I myself feel setting a 3-cent statutory fee as distinguished from the present 2-cent level calls for a modest increase. In the context of changed times and the desirability to allow a little more room for bargaining, I think this is a modest proposal.

Again I would say it would be better to eliminate the statutory fee provision, but if that is not to be done then I believe that in view of our environment, our prosperity, our affluence, the competitive situation in the industry, of all factors as we can see them, this modest increase should be enacted.

As an economist I would strongly urge that favorable consideration be given by this committee to the proposed change. Thank you.

Mr. KASTENMEIER. Thank you, Mr. Nathan. Your position then, as I understand it, is that while you would argue at least theoretically for no compulsory licensing, no statutory fee, as a matter of fact your organization, the Music Publishers Protective Association, notwithstanding that, takes the position that the 3-cent fee, and indeed the proposal as contained in H.R. 4347, is acceptable to you?

Mr. NATHAN. Yes, it is acceptable to the client and I say it is certainly better than what the present legislation provides. If one were to treat the subject ideally and start from scratch, I would argue against the statutory fee entirely.

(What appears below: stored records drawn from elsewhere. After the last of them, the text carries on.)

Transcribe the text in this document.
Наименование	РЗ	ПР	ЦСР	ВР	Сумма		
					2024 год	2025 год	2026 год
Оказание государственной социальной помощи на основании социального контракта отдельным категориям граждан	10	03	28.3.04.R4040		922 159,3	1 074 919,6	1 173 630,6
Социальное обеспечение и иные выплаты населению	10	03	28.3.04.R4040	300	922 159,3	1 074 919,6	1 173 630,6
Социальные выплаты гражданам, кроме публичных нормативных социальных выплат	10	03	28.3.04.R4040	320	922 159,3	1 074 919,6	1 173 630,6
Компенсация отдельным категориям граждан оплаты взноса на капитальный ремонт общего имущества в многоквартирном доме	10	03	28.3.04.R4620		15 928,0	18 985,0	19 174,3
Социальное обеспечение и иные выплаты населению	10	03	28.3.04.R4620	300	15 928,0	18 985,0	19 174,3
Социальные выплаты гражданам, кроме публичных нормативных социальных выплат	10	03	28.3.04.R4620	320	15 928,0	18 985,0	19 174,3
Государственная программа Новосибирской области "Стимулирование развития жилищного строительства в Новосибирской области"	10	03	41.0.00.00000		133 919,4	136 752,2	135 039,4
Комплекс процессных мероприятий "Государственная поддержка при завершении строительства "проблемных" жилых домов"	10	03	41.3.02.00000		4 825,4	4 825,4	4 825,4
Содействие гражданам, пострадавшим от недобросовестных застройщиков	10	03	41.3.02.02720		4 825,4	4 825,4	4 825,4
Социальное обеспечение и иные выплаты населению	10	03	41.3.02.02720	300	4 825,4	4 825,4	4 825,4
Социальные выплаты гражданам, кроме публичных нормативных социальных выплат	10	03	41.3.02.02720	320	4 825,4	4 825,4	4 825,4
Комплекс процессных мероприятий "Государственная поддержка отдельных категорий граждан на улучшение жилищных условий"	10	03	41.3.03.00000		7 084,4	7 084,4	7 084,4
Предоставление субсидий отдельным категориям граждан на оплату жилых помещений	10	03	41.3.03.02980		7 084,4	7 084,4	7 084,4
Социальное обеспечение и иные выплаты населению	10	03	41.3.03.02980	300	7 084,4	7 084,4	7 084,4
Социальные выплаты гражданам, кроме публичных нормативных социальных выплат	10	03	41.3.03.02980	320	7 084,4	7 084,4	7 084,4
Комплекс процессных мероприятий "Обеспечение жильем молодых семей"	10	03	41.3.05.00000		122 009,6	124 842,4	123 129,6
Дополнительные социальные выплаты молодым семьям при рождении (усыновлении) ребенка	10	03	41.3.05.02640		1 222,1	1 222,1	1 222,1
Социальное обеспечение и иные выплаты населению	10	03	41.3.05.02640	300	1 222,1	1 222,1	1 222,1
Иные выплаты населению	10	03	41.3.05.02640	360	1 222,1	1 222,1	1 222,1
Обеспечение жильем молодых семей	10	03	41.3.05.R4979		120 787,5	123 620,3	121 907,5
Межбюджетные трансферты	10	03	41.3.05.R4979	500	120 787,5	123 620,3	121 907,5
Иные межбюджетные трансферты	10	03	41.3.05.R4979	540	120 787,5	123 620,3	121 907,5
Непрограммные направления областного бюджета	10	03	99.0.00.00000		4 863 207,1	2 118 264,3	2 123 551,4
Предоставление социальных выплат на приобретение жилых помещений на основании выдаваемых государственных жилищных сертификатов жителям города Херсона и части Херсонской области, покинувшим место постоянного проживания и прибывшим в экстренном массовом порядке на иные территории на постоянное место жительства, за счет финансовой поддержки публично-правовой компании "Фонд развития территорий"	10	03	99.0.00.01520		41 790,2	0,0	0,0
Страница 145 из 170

Mr. KASTENMEIER. You made some reference to whether the increase would be passed on, suggesting it would not be. The witnesses some weeks ago argued the other side of the case, suggesting, and they had charts and the like, that not only would the increase be passed on but that it would be considerably amplified in the business marketing cycle to something considerably more than the actual penny or so, itself.

They went on to suggest that it would be a sizable increase to the ultimate purchaser.

Mr. NATHAN. I noticed that in the statement. I assume you are referring to the statement of John Desmond Glover, because I did study his charts. There are many things about this contention that raise very serious questions.

In the first place, I must say I don't understand the figures. I suppose a copy of that report is not readily available. There are some items, especially the item to which you are referring, Mr. Chairman, about the pass-through of the margins. It was in exhibit 19, where that witness said that the 2 cents—namely if there were 12 compositions on the record it would be 24 centswould then have margins added on at each successive stage by the producer, by the distributor, by the retailer.

First of all, I don't understand his figures because when he is talking about the total price he shows a 26-percent margin for record companies in exhibit 19, whereas his figure of 44 cents based on 126 cents is 35 percent, not 26 percent.